Fiquei pensando durante algum tempo: “Qual obra eu poderia associar ‘Heated Rivalry’ para conseguir falar da obra no blog?”. Cheguei à conclusão que o anime “Yuri! ON ICE” (um anime de dança no gelo) seria o ideal, mas até eu rever (leia-se: ter coragem de rever), ia levar muito tempo e como “10DANCE” (um filme live-action sobre dança) estreou na Netflix há pouco tempo, acho que dá para falar dele. Podem se perguntar: “Mas o que um tem a ver com o outro?” e eu diria que pouca coisa na verdade, mas o fato é que ambas as obras são demonstrações muito claras de um esforço muito metódico de atores que querem expressar ao máximo as vontades e desejos de seus personagens para além do que é dito propriamente, e de direções que entendem o material que estão adaptando e as abraçam para potencializar o que é contado e narrado em suas obras.
Vez ou outra, a produção Ocidental merece alguma nota e “Heated Rivalry” é um desses casos.
*minha fala pode soar esnobe sobre o que é produzido no Ocidente e é proposital! isso porque o Ocidente vive fazendo o mesmo com a produção Asiática*
A meu ver, “Heated Rivalry” recupera algumas coisas que as produções Ocidentais têm perdido de alguns anos para cá: sutileza, subtexto e personalidade. Vou começar falando do último aspecto e depois eu falo dos outros dois. A Netflix – e outros streamings – entraram em um modo de produção industrial em que se produz e se lança muita coisa, mas a preços bem altos que incluem perda de criatividade, mas acima de tudo: pasteurização. Tudo é muito igual, sem alma, sem individualidade, como uma linha ou esteira de produção, de forma que nada é muito marcante e tudo é muito efêmero (se faz muito sucesso no primeiro momento, mas logo são esquecidos, tamanha irrelevância).
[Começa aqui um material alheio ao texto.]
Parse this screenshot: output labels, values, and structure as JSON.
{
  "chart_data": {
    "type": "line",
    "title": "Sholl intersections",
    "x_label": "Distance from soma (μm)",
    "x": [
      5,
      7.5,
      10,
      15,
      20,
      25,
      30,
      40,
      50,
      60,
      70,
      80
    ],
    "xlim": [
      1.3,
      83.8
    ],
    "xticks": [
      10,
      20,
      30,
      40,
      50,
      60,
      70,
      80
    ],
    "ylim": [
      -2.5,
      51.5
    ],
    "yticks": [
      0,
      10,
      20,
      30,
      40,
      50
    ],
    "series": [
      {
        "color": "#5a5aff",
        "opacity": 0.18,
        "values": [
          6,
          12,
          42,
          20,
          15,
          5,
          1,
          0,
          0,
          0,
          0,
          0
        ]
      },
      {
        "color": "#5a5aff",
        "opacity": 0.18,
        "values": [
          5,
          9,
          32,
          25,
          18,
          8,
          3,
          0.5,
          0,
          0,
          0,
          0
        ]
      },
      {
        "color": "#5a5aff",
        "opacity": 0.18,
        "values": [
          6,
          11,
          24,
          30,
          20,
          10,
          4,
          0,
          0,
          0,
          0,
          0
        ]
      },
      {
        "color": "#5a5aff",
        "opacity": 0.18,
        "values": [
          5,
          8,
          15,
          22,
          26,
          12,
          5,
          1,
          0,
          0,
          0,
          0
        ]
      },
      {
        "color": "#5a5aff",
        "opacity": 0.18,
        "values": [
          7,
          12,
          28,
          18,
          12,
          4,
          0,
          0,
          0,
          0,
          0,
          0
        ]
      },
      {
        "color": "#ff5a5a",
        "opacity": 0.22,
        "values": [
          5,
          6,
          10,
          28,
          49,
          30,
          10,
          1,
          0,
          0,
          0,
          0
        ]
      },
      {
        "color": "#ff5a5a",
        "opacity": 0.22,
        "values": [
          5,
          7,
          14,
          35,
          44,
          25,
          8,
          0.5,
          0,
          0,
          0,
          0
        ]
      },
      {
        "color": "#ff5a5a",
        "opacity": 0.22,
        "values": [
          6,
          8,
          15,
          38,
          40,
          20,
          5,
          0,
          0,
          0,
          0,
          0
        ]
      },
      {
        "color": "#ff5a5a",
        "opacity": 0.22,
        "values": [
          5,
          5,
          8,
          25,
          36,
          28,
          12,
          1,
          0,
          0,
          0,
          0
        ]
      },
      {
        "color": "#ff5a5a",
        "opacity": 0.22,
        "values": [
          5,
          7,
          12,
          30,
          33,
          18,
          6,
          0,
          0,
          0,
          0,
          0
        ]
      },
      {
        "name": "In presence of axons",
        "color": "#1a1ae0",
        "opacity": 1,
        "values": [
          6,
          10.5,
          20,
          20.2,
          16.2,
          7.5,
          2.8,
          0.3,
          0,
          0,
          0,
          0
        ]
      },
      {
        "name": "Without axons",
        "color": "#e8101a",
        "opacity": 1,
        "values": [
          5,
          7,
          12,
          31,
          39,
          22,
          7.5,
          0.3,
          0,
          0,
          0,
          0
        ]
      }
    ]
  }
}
Quanto aos outros dois aspectos, é um sintoma do nosso tempo, mas as pessoas têm perdido a capacidade (e o interesse) de interpretação para além daquilo que é dito – e convenhamos, até o que é dito tem tido claramente uma carência enorme de interpretação -, logo, se não está exposto na tela, as pessoas não entendem, o que leva a interpretações equivocadas, um não entendimento e até a desgostar da obra… O fato, também, é que para você trabalhar com subtexto, entrelinhas e com detalhes, é necessário que o expectador preste atenção e no nosso tempo, isso está cada vez mais difícil. É muito recorrente ver gente comentando que assiste a algum programa (filmes, séries, novelas…) com o celular na mão ou fazendo outra coisa ao mesmo tempo e, se o que você quer passar também está naquilo que não é dito oralmente, a mensagem se perde. Dito tudo isso, é muito reconfortante – e acho que essa é uma boa palavra para descrever – ver uma produção Ocidental que dê tanto valor ao texto propriamente, mas sem esquecer do que não precisa ser colocado em palavras e é manifestado por gestos, pela montagem de uma cena, pela troca de olhares (ou a falta delas), por coisas banais como o Shane ficando mais calmo ao ver o Ilya e isso ficando evidente pela diminuição do ritmo cardíaco… detalhes esses que, inclusive, compõem o trabalho do autor e faz eles demonstrarem ainda mais do seu talento.